Does anyone know the options for vehicles with 4anchor points and enough seats /cargo space as we still use a double pram also.
Thanks


----------



## Tropicana (Apr 29, 2010)

do you mean actual people movers instead of large SUVs

If yes, then the Toyota Previa and Honda Odyssey come to mind. The former is used almost exclusively by hotels and fleets


----------



## JunFan (May 20, 2008)

We've four kids, only one in a car seat now thankfully. Best option is a 4x4 with 7 or 8 seats. I recommend a 4x4 due to the higher driving position which you may find and feel safer in. A lot depends on budget, and I wouldn't suggest you buy new unless you like the smell of a brand new car as there are lots of good bargains around on the S/H market.

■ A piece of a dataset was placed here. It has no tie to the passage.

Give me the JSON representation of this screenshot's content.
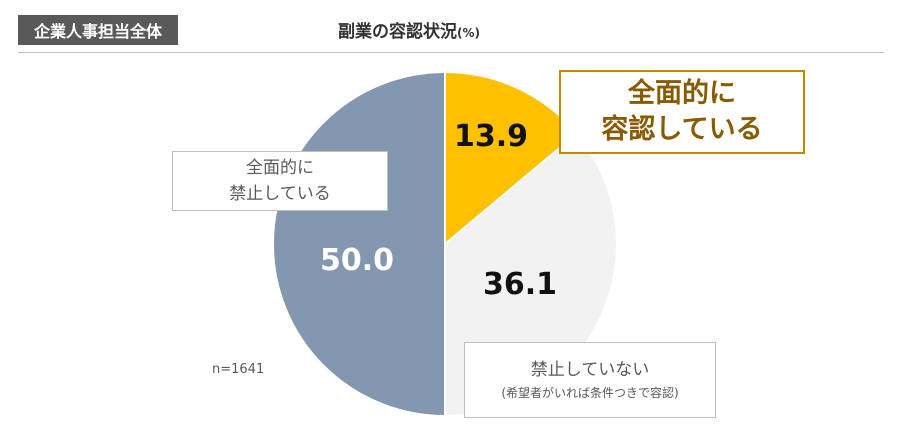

Ones to look for (which still provide some luggage space) which are classed as affordable are; Dodge Durango, Honda Pilot, Nissan Armada, Landrcruiser etc


----------



## MMNS (Jun 4, 2011)

Thank you 

We have looked at the odyssey here in Aust and found it didnt' have enough cargo space with all seats taken.
We also looked at the 7 seater SUVs but due to having to leave one centre row seat free to fold fwd for access, had to use precious boot space by having both back seats occupied. which is why we are looking at 8 seaters.. 

I will look into the vehicles you have suggested 

I am still interested in hearing if anyone has any knowledge of how i might go about putting in additional anchor points as most vehicles have only 3
Here i was able to get the number of an installer via the state road authority (licenses registrations etc...)

thanks


----------